Despite the emergence of the covid-19 delta variant, the response was remarkably different from March 2020, when the pandemic prompted policymakers to prioritize safe shelter and judges to halt evictions.

Courts in a democracy are charged with providing equal access to justice and making decisions based on law and fact. But this is not what happens in today’s eviction courts, which are beset by structural dysfunction.

Tenants don’t always have a right to their day in court. In dozens of states, tenants can’t get a hearing or an appeal unless they pay a rent bond. For example, in Florida, if the tenant is just a day late or a penny short in paying their bond to the court, they automatically lose their home. For tenants already paying most of their income toward rent, the right to be heard is simply unavailable.

If an eviction case does go to a hearing, that “trial” typically lasts two minutes or less. Landlords win the vast majority of eviction cases. In contrast, tenants are rarely given an opportunity to present defenses. In one study, even when tenants had defenses, they were evicted 100 percent of the time.

While in a few states the eviction process can be drawn out for weeks or more — a challenge for some landlords operating at the margins — in most jurisdictions, the deck is stacked against tenants.

Many tenants hear about their cases only three days in advance, if at all, and lose automatically if they fail to appear. An investigative report published by DCist recently found that thousands of tenants in the District of Columbia had been evicted without notice after process servers lied about fulfilling their duties. In Philadelphia, tenants are regularly locked out without notice.

Case outcomes change drastically when tenants have access to a lawyer. In every study of cities with a right to counsel in eviction, the overwhelming majority of tenants represented by a lawyer — including 86 percent in New York City and 93 percent in Cleveland — remained in their homes. Yet, nationwide, tenants cannot obtain counsel in 97 percent of cases, while landlords are represented 80 to 90 percent of the time.

The consequences of these judgments are grave for tenants. In Arkansas, missing rent is a criminal offense that can result in jail time. Even in civil cases, the eviction record itself creates a mark of undesirability — a “Scarlet E” that haunts families for years (even if they win their cases). In some states, such as New York — where the warrant law requires naming all household members to be removed as defendants — that mark can attach even to children.

For pregnant women, eviction can lead to preterm pregnancies and low birth weights.

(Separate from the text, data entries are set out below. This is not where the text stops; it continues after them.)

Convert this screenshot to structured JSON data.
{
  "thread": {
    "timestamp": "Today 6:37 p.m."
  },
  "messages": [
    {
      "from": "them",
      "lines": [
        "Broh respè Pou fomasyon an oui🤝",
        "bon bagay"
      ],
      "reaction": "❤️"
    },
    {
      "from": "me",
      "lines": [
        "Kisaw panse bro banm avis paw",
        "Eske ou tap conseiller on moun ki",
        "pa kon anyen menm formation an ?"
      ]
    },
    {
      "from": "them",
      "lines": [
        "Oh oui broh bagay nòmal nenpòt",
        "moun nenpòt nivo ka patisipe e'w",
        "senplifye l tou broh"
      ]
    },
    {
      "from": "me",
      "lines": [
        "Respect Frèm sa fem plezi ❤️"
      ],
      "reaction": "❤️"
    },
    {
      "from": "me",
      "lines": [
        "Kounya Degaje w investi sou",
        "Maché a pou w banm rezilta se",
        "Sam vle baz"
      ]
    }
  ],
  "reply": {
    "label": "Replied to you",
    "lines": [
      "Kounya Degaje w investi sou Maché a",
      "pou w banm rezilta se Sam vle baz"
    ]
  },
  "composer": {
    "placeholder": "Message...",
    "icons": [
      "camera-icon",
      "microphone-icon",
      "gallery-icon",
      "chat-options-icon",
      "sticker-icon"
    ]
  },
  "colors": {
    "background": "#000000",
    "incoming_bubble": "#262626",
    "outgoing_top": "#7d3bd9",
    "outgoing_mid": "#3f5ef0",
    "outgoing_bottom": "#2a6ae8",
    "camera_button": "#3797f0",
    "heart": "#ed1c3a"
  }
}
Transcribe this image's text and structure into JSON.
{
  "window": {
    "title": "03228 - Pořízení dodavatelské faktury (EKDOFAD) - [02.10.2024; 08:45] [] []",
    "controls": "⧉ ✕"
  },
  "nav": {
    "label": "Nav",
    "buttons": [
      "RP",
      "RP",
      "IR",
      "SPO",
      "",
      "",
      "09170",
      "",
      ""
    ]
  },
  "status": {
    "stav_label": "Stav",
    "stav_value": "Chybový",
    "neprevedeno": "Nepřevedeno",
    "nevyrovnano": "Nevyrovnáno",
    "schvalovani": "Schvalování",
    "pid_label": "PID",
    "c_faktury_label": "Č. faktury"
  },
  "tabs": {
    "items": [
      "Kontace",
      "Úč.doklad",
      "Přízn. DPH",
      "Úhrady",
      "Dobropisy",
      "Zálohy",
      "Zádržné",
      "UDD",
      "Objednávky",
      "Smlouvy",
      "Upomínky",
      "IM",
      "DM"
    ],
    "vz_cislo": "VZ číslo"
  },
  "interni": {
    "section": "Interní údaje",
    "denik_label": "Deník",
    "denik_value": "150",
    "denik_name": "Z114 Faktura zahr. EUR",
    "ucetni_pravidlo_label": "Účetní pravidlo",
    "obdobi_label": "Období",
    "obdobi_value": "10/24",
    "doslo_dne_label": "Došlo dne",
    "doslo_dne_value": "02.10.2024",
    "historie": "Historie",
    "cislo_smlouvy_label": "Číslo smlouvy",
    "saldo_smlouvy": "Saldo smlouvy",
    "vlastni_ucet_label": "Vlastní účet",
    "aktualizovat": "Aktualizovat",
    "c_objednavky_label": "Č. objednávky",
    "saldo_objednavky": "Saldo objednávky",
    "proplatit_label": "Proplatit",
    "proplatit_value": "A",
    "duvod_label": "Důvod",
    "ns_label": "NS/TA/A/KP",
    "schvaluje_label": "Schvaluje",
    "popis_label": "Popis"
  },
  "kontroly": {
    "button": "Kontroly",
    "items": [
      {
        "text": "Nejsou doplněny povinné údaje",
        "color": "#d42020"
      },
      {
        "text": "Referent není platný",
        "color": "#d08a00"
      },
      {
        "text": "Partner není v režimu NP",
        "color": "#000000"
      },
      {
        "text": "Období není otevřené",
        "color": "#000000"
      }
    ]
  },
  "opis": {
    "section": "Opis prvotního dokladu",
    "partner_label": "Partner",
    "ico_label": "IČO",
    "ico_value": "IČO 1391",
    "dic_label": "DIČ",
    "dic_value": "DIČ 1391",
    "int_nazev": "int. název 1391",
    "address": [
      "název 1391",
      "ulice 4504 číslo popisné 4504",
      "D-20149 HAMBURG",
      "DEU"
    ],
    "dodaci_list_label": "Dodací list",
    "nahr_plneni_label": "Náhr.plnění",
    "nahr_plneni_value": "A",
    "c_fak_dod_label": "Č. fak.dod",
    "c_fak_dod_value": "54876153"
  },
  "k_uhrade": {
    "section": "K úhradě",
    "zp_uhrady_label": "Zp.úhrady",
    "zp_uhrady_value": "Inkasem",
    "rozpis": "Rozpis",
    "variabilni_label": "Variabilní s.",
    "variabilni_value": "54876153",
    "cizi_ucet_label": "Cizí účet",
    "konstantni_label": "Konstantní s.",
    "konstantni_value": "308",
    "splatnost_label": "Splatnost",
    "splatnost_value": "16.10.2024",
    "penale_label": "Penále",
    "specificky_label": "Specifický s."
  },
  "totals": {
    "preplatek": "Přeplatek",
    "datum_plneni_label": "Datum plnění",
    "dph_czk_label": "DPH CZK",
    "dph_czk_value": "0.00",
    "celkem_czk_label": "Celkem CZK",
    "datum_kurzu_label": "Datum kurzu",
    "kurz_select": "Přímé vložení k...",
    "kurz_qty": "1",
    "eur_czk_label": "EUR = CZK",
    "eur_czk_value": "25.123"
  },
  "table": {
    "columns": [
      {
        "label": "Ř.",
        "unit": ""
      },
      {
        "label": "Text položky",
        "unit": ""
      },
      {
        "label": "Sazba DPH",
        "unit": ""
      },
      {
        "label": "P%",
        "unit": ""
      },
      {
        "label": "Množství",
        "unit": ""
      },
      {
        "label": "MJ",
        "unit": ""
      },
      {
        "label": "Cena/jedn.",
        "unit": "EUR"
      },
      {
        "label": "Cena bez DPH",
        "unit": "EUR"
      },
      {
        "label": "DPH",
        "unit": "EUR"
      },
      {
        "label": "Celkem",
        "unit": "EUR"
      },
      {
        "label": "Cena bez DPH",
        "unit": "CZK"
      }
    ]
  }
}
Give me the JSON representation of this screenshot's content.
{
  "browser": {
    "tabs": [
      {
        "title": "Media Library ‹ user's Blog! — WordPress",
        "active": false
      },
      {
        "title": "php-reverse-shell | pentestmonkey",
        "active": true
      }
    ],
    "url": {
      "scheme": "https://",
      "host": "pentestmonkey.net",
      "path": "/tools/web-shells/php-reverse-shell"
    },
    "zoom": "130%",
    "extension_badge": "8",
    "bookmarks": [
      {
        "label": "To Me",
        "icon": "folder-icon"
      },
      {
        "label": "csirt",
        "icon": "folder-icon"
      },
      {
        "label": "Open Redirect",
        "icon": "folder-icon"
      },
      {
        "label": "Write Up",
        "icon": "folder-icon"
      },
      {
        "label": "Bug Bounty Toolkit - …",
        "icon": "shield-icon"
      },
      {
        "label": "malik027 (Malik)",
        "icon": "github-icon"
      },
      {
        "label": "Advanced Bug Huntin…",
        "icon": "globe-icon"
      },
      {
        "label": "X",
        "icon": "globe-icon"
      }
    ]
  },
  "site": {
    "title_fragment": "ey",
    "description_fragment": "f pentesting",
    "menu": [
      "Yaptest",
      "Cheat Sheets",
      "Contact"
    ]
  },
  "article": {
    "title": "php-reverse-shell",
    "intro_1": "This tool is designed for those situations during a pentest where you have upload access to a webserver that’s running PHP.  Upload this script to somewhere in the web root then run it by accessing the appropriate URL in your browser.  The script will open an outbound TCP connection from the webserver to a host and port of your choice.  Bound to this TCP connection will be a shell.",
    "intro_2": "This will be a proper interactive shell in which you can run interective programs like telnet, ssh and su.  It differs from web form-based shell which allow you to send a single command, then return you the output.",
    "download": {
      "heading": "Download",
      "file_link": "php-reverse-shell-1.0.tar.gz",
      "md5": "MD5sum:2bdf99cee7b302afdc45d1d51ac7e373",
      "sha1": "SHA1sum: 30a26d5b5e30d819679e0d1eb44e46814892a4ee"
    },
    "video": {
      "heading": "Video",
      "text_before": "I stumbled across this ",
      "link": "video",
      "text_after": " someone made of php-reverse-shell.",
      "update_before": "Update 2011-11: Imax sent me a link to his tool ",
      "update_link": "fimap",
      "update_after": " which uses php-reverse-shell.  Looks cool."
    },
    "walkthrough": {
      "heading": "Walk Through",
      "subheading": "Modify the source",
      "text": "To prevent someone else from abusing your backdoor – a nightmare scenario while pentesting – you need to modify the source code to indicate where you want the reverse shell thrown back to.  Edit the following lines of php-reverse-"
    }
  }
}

And after eviction, the resulting homelessness, moving from couch to couch, sleeping in public, living in cars and existing in a constant state of peril is traumatic for adults and children, leads to poor health and undermines access to jobs, education, even voting.

That’s on top of the increased risk of covid-19 infection and death associated with eviction. All these harms are borne disproportionately by people of color, women and children.

There are several ways to stop the immediate crisis. Congress can ratify the federal moratorium, and states can require landlords to apply for rent relief before filing to evict. States can also reform eviction laws to prevent and penalize notice violations, and ensure everyone has the ability to be heard.

In addition, states can seal tenants’ records and guarantee a right to counsel for tenants at risk. To support the substantive goal of housing stability, the federal government can fund a permanent nationwide rent-relief program, and states can require landlords to give a reason (known as “just cause” eviction) when seeking to expel a tenant.

Longer term, we recommend that the federal government create a task force on the human right to housing that will include the voices of people most affected by this crisis.

Instead of restarting a broken system, the United States can strengthen our communities by prioritizing housing stability. Access to safe, decent and equitable housing for all is essential to surviving the pandemic — and thriving as a nation.